William Walker v. Procurator Fiscal, Edinburgh [2014] HCJAC 38

Description

Appeal by stated case:- In this case the appellant was convicted of various charges of assault on summary complaint at Edinburgh Sheriff Court perpetrated against his former partners. The appellant appealed against his conviction on the grounds that there were sufficient circumstances of similarity between the evidence of the complainer on charges 1 and 2 and the evidence of complainers on other charges for the doctrine of mutual corroboration to be applied. It was contended on behalf of the appellant that the time gap between the latest date in charge 2, 31 December 1969, and the earliest date of the subsequent allegations, 1 January 1978, was too great to apply the doctrine between the two sets of charges. It was further contended that the locus of the alleged offences in charges 1 and 2 were so different from those in the other charges that the doctrine could not apply, in that the locus in charge 1 was a motor vehicle in a public street, in charge 2 was the complainer's parents' house when they were present, whereas the remaining charges occurred in private or in the presence of only very young children.
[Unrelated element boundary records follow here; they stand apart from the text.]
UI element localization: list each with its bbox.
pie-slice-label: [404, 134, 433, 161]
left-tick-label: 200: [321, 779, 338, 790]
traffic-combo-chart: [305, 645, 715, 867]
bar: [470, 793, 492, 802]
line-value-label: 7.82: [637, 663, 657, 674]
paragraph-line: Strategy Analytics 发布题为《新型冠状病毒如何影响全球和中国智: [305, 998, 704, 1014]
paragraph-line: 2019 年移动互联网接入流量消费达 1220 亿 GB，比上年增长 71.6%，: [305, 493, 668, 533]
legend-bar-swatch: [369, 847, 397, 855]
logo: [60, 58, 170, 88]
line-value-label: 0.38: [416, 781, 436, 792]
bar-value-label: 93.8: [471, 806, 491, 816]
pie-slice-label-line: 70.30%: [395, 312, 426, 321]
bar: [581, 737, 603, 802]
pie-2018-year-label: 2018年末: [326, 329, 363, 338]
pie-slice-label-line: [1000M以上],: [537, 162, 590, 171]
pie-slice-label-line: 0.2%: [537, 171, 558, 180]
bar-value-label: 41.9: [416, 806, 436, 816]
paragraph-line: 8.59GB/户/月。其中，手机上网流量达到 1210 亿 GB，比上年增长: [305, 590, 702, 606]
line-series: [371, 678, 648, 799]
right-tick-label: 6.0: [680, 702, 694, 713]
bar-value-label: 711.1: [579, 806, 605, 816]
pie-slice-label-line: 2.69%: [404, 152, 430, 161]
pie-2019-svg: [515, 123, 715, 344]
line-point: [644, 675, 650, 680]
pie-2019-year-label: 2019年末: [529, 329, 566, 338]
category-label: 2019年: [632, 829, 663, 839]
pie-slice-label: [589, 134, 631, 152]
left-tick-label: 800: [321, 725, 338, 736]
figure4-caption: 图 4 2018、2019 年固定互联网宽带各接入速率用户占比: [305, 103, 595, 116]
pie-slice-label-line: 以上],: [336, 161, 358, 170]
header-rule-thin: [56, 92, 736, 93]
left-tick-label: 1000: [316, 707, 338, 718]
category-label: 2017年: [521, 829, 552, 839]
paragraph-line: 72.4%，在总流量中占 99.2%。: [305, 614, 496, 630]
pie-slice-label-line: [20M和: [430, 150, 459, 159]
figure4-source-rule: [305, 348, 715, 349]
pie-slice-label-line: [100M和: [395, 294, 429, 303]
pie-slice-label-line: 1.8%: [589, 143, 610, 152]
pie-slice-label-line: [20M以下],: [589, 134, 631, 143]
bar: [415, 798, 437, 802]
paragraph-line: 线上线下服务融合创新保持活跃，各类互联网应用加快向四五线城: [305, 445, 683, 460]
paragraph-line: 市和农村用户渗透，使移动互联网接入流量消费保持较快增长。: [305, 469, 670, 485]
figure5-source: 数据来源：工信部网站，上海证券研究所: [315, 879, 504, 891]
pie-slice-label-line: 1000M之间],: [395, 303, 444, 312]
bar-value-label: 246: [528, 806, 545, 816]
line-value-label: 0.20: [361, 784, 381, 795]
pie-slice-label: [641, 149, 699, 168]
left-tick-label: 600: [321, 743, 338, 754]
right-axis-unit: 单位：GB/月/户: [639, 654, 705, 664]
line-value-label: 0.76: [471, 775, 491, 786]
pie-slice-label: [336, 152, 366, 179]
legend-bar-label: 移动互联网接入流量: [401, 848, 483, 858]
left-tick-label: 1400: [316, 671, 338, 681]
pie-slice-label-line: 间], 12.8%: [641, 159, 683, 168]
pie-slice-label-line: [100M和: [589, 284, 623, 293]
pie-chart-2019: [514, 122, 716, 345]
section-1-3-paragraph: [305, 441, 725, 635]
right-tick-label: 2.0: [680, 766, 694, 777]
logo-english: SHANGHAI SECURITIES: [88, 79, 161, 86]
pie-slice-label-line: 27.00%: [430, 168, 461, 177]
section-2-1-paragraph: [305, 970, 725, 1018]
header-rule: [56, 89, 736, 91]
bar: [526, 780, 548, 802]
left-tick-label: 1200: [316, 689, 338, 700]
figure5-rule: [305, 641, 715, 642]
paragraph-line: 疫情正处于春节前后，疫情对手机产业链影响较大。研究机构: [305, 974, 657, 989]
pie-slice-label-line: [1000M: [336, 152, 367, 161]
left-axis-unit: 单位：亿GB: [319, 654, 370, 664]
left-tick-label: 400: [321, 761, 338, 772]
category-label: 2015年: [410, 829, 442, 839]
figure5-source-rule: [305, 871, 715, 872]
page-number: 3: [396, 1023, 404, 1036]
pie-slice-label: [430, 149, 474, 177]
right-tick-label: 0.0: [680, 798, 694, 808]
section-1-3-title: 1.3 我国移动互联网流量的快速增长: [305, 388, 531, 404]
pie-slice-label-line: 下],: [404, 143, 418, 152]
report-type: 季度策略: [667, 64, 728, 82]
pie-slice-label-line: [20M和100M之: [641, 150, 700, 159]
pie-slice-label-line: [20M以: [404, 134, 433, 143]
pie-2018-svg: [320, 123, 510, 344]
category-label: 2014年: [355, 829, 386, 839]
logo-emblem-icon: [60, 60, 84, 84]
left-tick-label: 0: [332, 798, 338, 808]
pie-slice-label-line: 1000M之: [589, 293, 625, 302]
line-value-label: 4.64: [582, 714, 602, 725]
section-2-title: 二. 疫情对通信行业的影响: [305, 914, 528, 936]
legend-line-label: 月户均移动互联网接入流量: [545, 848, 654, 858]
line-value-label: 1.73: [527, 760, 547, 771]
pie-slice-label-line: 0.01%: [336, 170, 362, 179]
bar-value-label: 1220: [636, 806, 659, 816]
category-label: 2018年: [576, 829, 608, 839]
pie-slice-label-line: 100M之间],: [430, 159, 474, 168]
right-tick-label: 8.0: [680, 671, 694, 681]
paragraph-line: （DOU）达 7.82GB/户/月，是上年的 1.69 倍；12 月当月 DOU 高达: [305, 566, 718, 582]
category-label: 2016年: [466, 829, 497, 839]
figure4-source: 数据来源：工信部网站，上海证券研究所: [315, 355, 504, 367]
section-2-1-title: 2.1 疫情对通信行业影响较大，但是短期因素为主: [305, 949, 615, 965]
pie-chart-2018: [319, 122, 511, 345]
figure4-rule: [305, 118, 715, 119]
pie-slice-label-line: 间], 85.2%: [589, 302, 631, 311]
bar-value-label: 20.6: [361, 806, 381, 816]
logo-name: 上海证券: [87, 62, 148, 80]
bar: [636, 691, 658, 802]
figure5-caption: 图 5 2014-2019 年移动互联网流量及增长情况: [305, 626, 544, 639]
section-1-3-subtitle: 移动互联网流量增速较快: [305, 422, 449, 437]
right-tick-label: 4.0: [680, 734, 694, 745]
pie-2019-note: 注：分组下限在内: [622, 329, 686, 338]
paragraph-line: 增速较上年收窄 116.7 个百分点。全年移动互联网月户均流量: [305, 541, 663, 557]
Here in refusing the appeal the court observed that in determining whether it was permissible, as a matter of law, to find corroboration for the evidence of the first complainer in the evidence led in support of the remaining charges it was not appropriate to look at the evidence in a narrow and compartmentalised way but, rather, to consider whether the evidence was capable of indicating a course of conduct systematically pursued by the appellant. Here the court considered that the trial sheriff was entitled to hold that there was an underlying similarity in the criminal conduct, in the form of serial violence against successive domestic partners, that it was part of the same course of conduct systematically pursued by the appellant.